Cari saluti.

Quando incontro una persona che conosco la saluto.

Le dico “ciao!”, accompagnato dal nome di battesimo: ciao Filippo!; ciao Chiara!, se ci siamo presentati, parlati più volte, frequentati o conosciuti abbastanza, ed esprimo così un certo calore e contentezza nel vedere quella persona della quale penso di avere in qualche modo compreso l’essenza.

Oppure “ciào!” e basta, se il rapporto è più superficiale, ma è il tono che conta: sono il punto esclamativo, l’accento sulla a, a caricare di significato il saluto e renderlo tale.

Negli ultimi più o meno dieci anni, non so se per una mia maturazione che mi fa notare le differenze o per effettivo mutamento dei costumi, il saluto è diventato una forma di disconoscimento.

Cioè: vedo invalso l’uso di salutare con un “ciaò?” a mezza voce leggermente accentato sull’ultima vocale e sfumatura interrogativa, oppure con un “ciàao” appena strascicato, il tutto senza aggiunta di nome, come a dire “sì, va bene, ti considero poco ma non ne posso fare a meno”, un saluto di sufficienza e raffinata, spiazzante affermazione di superiorità.
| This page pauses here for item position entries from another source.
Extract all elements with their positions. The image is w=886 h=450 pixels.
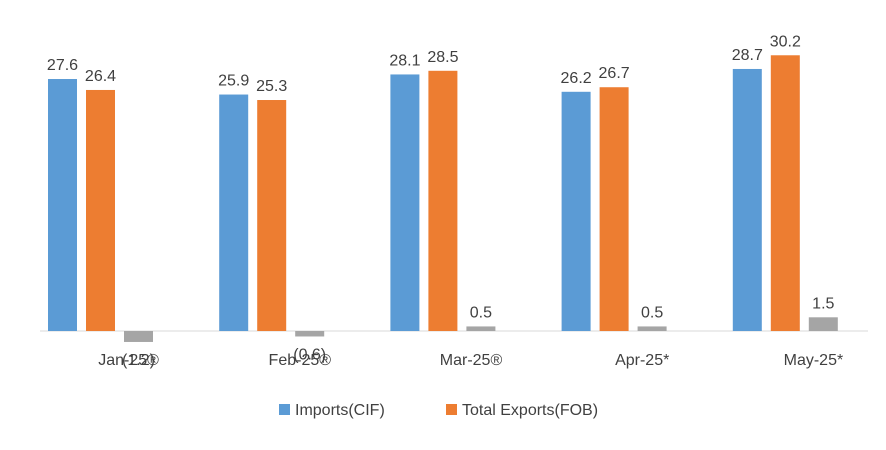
- legend-label: Total Exports(FOB): [462, 402, 598, 419]
- data-label: 30.2: [770, 33, 801, 50]
- data-label: 28.7: [732, 47, 763, 64]
- data-label: 28.1: [389, 52, 420, 69]
- bar: [637, 326, 667, 331]
- bar: [428, 70, 458, 332]
- data-label: (1.2): [122, 352, 155, 369]
- data-label: 26.4: [85, 68, 116, 85]
- legend-swatch: [446, 404, 457, 415]
- data-label: 0.5: [641, 304, 663, 321]
- x-tick-label: Jan-25®: [98, 352, 159, 369]
- legend: Imports(CIF) Total Exports(FOB): [279, 402, 598, 419]
- bar: [732, 68, 762, 332]
- legend-swatch: [279, 404, 290, 415]
- x-tick-labels: Jan-25® Feb-25® Mar-25® Apr-25* May-25*: [98, 352, 843, 369]
- data-label: 0.5: [470, 304, 492, 321]
- bar: [295, 331, 325, 337]
- x-tick-label: Feb-25®: [269, 352, 332, 369]
- data-label: (0.6): [293, 346, 326, 363]
- bar: [390, 74, 420, 332]
- x-tick-label: May-25*: [784, 352, 844, 369]
- data-label: 25.3: [256, 78, 287, 95]
- data-label: 28.5: [427, 49, 458, 66]
- bar: [561, 91, 591, 331]
- bar: [124, 331, 153, 342]
- bar: [466, 326, 496, 331]
- data-labels: 27.6 26.4 (1.2) 25.9 25.3 (0.6) 28.1 28.5 0.5 26.…: [47, 33, 835, 369]
- legend-label: Imports(CIF): [295, 402, 385, 419]
- bar: [86, 89, 115, 331]
- data-label: 26.2: [561, 70, 592, 87]
- bar: [808, 317, 838, 331]
- data-label: 26.7: [599, 65, 630, 82]
- data-label: 1.5: [812, 295, 834, 312]
- bars: [48, 55, 838, 342]
- bar: [48, 79, 77, 332]
- bar: [599, 87, 629, 331]
- data-label: 27.6: [47, 57, 78, 74]
- x-tick-label: Mar-25®: [440, 352, 503, 369]
- bar: [257, 100, 287, 331]
- bar: [219, 94, 249, 332]
- x-tick-label: Apr-25*: [615, 352, 669, 369]
- bar: [770, 55, 800, 332]
- data-label: 25.9: [218, 73, 249, 90]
L’alternativa può consistere nel rispondere all’interlocutore nello stesso modo, oppure con un “oh” o un cenno, giusto per alzare la posta; oppure, se si tiene all’antica maniera, con il solito, rispettabile e rispettoso “ciào Tizio!”, che magari sarà infantile e sorpassato come un long playing dei Blue Oyster Cult ma ci mette al sicuro da reprimende sociali come un cappotto di loden.

Il meglio è comparso nei saluti telefonici: la conversazione adesso si chiude con “ciao, ciao, ciao, ciao, ciao” in affanno, volume digradante e allontanamento del microfono, svanimento nell’etere, “sono assai indaffarato e tu sei un puntolino nelle mie cose ma ti voglio bene lo stesso”, molto milanese – rampante poi largamente diffuso in tutte le latitudini e tutti gli strati sociali.
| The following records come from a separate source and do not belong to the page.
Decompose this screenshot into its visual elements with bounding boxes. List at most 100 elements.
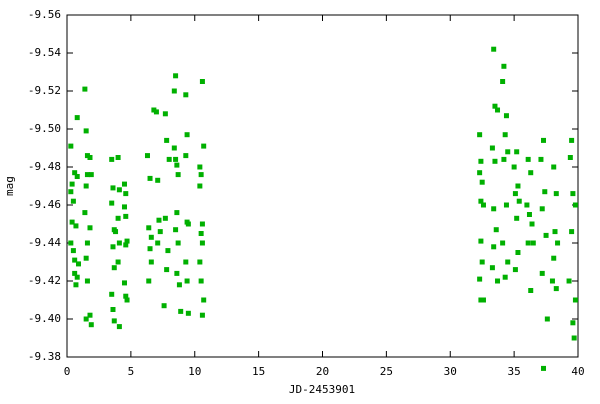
point (165, 248, 171, 254)
point (197, 183, 203, 189)
point (178, 308, 184, 314)
point (512, 267, 518, 273)
point (121, 280, 127, 286)
point (88, 172, 94, 178)
point (528, 288, 534, 293)
y-tick-label: -9.46 (28, 198, 61, 211)
point (83, 128, 89, 134)
point (511, 164, 517, 170)
point (116, 240, 122, 246)
point (198, 172, 204, 178)
point (201, 143, 207, 149)
point (199, 79, 205, 84)
point (70, 198, 76, 204)
point (111, 265, 117, 271)
point (155, 177, 161, 183)
point (83, 183, 89, 189)
x-tick-label: 25 (380, 365, 393, 378)
point (503, 202, 509, 208)
point (176, 282, 182, 288)
point (491, 206, 497, 212)
point (151, 107, 157, 113)
point (171, 88, 177, 94)
point (84, 240, 90, 246)
point (83, 255, 89, 261)
point (185, 310, 191, 316)
point (491, 46, 497, 52)
point (68, 143, 74, 149)
point (161, 303, 167, 309)
point (570, 320, 576, 326)
point (549, 278, 555, 284)
point (502, 274, 508, 280)
point (514, 149, 520, 155)
point (569, 137, 575, 143)
point (479, 259, 485, 265)
point (73, 282, 79, 288)
point (528, 170, 534, 176)
point (157, 229, 163, 235)
point (477, 170, 483, 176)
point (171, 145, 177, 151)
point (524, 202, 530, 208)
point (84, 278, 90, 284)
point (110, 185, 116, 191)
point (199, 240, 205, 246)
point (115, 215, 121, 221)
point (74, 274, 80, 280)
x-tick-label: 15 (252, 365, 265, 378)
point (501, 156, 507, 162)
point (478, 238, 484, 244)
point (83, 316, 89, 322)
point (146, 225, 152, 231)
x-tick-label: 0 (64, 365, 71, 378)
point (553, 191, 559, 197)
point (116, 324, 122, 330)
point (123, 242, 129, 248)
point (69, 219, 75, 225)
point (515, 183, 521, 189)
point (109, 200, 115, 206)
point (491, 244, 497, 250)
point (113, 229, 119, 235)
point (174, 210, 180, 216)
point (175, 172, 181, 178)
point (110, 244, 116, 250)
point (572, 202, 578, 208)
point (74, 174, 80, 179)
point (478, 158, 484, 164)
point (155, 240, 161, 246)
point (147, 175, 153, 181)
point (552, 229, 558, 235)
point (69, 181, 75, 187)
y-tick-label: -9.40 (28, 312, 61, 325)
y-axis-label: mag (3, 176, 16, 196)
point (185, 221, 191, 227)
point (162, 111, 168, 117)
y-tick-label: -9.54 (28, 46, 61, 59)
y-tick-label: -9.52 (28, 84, 61, 97)
point (124, 238, 130, 244)
point (542, 189, 548, 195)
point (123, 293, 129, 299)
point (500, 240, 506, 246)
point (183, 92, 189, 98)
point (526, 212, 532, 217)
point (495, 107, 501, 113)
point (123, 213, 129, 219)
point (515, 250, 521, 255)
point (477, 276, 483, 282)
point (121, 204, 127, 210)
point (109, 156, 115, 162)
point (570, 191, 576, 197)
point (530, 240, 536, 246)
point (74, 115, 80, 121)
point (198, 278, 204, 284)
point (566, 278, 572, 284)
point (147, 246, 153, 252)
point (503, 113, 509, 119)
point (502, 132, 508, 138)
point (512, 191, 518, 197)
point (173, 227, 179, 233)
Ulteriore livello: “cià – cià – cià – cià – cià” rapidissimo, a indicare frenesia, “sei un nulla nell’incredibile mole delle cose che ho da fare, arrivederci prima o poi”.

Un potentissimo funzionario, ora in pensione e divenuto uno di quei temibili vecchi che girano in scarpe da tennis, rispondeva al saluto “buongiorno Dottor X” con un “gnnnrn” tra i denti e un mezzo sorriso di sbieco prima di scomparire misurando a passi felpati corridoi ministeriali.

Ma il massimo l’ha raggiunto un mio anziano condomino che, a qualsiasi ora del giorno e della notte, saluta producendo un indistinguibile fonema puro: “gnnaaaahhhh …” e gode, non so se per questo motivo, di molta stima da parte dei senex del quartiere tra i quali tiene banco nei conversari serali.

Io se fossi un mio conoscente non so mica se mi saluterei.